Em uma ação coordenada que se estende por seis estados brasileiros, a Polícia Civil do Rio de Janeiro, com o essencial apoio de forças de segurança estaduais como o Departamento Estadual de Investigações Criminais (DEIC) de São Paulo, deflagrou nesta quinta-feira (22) a Operação Haras do Crime. A ofensiva visa desmantelar uma sofisticada organização criminosa especializada no furto de petróleo e derivados de dutos da Transpetro, gerando um prejuízo estimado em milhões de reais e impactando o setor de combustíveis do país.

A Operação Haras do Crime e Seu Alcance Nacional

A Operação Haras do Crime representa um marco no combate ao crime organizado no setor de combustíveis. Liderada pela Delegacia de Defesa dos Serviços Delegados (DDSD) da Polícia Civil do Rio de Janeiro e pelo Grupo de Atuação Especializada de Combate ao Crime Organizado (Gaeco) do Ministério Público do Rio de Janeiro (MPRJ), a ação mobilizou agentes para cumprir 13 mandados de prisão e 16 de busca e apreensão. As diligências foram simultâneas em São Paulo, Minas Gerais, Espírito Santo, Paraná e Santa Catarina, além do próprio Rio de Janeiro. Até o momento, seis indivíduos foram detidos em diversas localidades, suspeitos de integrar a intrincada rede criminosa, cujo prejuízo apurado já ultrapassa a marca de R$ 6 milhões.

Ações Específicas na Região de Piracicaba

Na manhã desta quinta-feira (22), a região de Piracicaba, no interior de São Paulo, tornou-se um dos focos centrais da Operação Haras do Crime. Com o suporte do Departamento Estadual de Investigações Criminais (DEIC) de São Paulo, equipes da Polícia Civil do Rio de Janeiro realizaram mandados de busca e apreensão direcionados a investigados por envolvimento nos crimes contra o setor de combustíveis. As ações resultaram na prisão de uma pessoa na cidade de Rio Claro, que foi posteriormente encaminhada à sede do DEIC em Piracicaba. As diligências prosseguem em localidades como Piracicaba e Cosmópolis, buscando desarticular completamente os braços da organização atuantes na região paulista.

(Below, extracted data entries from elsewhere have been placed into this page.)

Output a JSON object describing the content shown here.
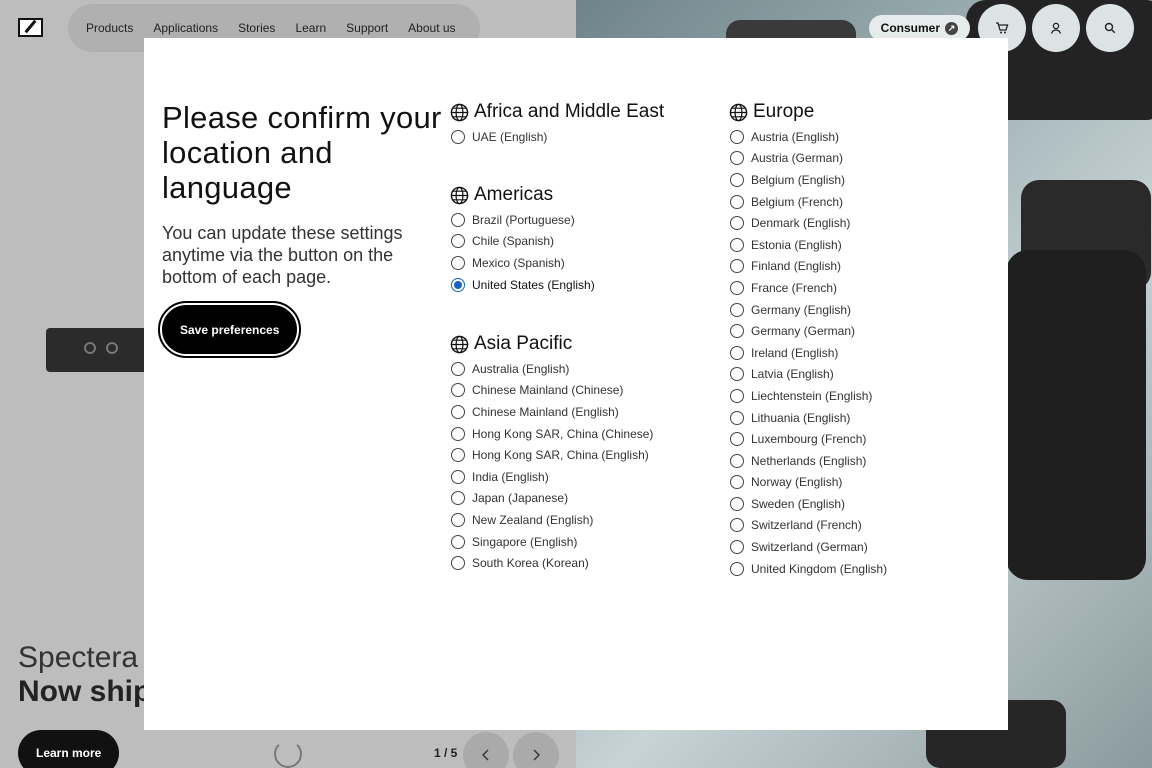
{
  "header": {
    "nav": [
      "Products",
      "Applications",
      "Stories",
      "Learn",
      "Support",
      "About us"
    ],
    "consumer_label": "Consumer"
  },
  "hero": {
    "title": "Spectera",
    "subtitle": "Now ship",
    "learn_more": "Learn more",
    "pager": "1 / 5"
  },
  "modal": {
    "title": "Please confirm your location and language",
    "description": "You can update these settings anytime via the button on the bottom of each page.",
    "save_label": "Save preferences",
    "selected": "United States (English)"
  },
  "regions": {
    "africa": {
      "name": "Africa and Middle East",
      "options": [
        "UAE (English)"
      ]
    },
    "americas": {
      "name": "Americas",
      "options": [
        "Brazil (Portuguese)",
        "Chile (Spanish)",
        "Mexico (Spanish)",
        "United States (English)"
      ]
    },
    "asia": {
      "name": "Asia Pacific",
      "options": [
        "Australia (English)",
        "Chinese Mainland (Chinese)",
        "Chinese Mainland (English)",
        "Hong Kong SAR, China (Chinese)",
        "Hong Kong SAR, China (English)",
        "India (English)",
        "Japan (Japanese)",
        "New Zealand (English)",
        "Singapore (English)",
        "South Korea (Korean)"
      ]
    },
    "europe": {
      "name": "Europe",
      "options": [
        "Austria (English)",
        "Austria (German)",
        "Belgium (English)",
        "Belgium (French)",
        "Denmark (English)",
        "Estonia (English)",
        "Finland (English)",
        "France (French)",
        "Germany (English)",
        "Germany (German)",
        "Ireland (English)",
        "Latvia (English)",
        "Liechtenstein (English)",
        "Lithuania (English)",
        "Luxembourg (French)",
        "Netherlands (English)",
        "Norway (English)",
        "Sweden (English)",
        "Switzerland (French)",
        "Switzerland (German)",
        "United Kingdom (English)"
      ]
    }
  },
  "colors": {
    "accent": "#1565c0",
    "button": "#000000"
  }
}
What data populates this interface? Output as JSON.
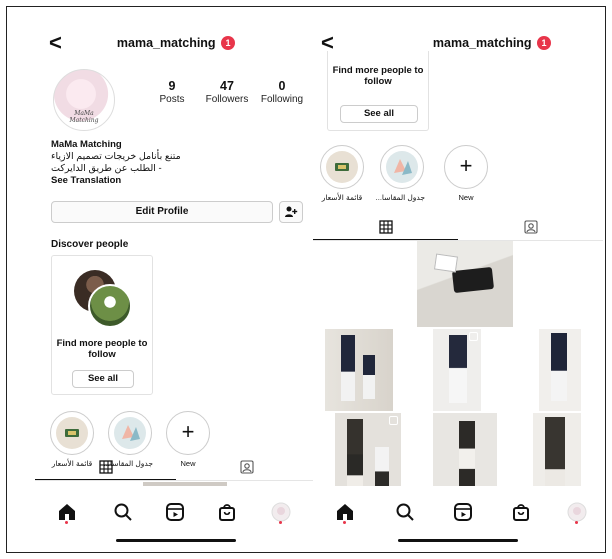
{
  "left": {
    "back_glyph": "<",
    "username": "mama_matching",
    "notification_count": "1",
    "avatar_signature": "MaMa Matching",
    "stats": [
      {
        "num": "9",
        "label": "Posts"
      },
      {
        "num": "47",
        "label": "Followers"
      },
      {
        "num": "0",
        "label": "Following"
      }
    ],
    "bio": {
      "name": "MaMa Matching",
      "line1": "متنع بأنامل خريجات تصميم الازياء",
      "line2": "- الطلب عن طريق الدايركت",
      "see_translation": "See Translation"
    },
    "edit_profile_label": "Edit Profile",
    "discover_heading": "Discover people",
    "discover_card": {
      "title": "Find more people to follow",
      "button": "See all"
    },
    "highlights": [
      {
        "caption": "قائمة الأسعار",
        "icon": "price-list-icon"
      },
      {
        "caption": "جدول المقاسا...",
        "icon": "size-chart-icon"
      },
      {
        "caption": "New",
        "icon": "plus-icon"
      }
    ]
  },
  "right": {
    "back_glyph": "<",
    "username": "mama_matching",
    "notification_count": "1",
    "discover_card": {
      "title": "Find more people to follow",
      "button": "See all"
    },
    "highlights": [
      {
        "caption": "قائمة الأسعار",
        "icon": "price-list-icon"
      },
      {
        "caption": "جدول المقاسا...",
        "icon": "size-chart-icon"
      },
      {
        "caption": "New",
        "icon": "plus-icon"
      }
    ]
  },
  "nav_items": [
    "home-icon",
    "search-icon",
    "reels-icon",
    "shop-icon",
    "profile-icon"
  ],
  "colors": {
    "badge": "#e8354a",
    "text": "#111111",
    "border": "#cccccc"
  }
}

A Gênese da Investigação e a Estrutura Criminosa

A complexa investigação que culminou na Operação Haras do Crime teve seu início no ano de 2024. O ponto de partida foi uma prisão em flagrante por furto de petróleo, ocorrida em uma propriedade rural em Guapimirim, no Rio de Janeiro, conhecida como Fazenda Garcia. Este local é notório por pertencer a uma família de contraventores já conhecida pelas autoridades fluminenses. Segundo o delegado Pedro Brasil, essa prisão inicial permitiu aprofundar as apurações e, consequentemente, desbaratar toda a estrutura de uma organização criminosa que, até então, operava de forma discreta, mas com grande alcance na extração e comercialização ilegal de combustíveis.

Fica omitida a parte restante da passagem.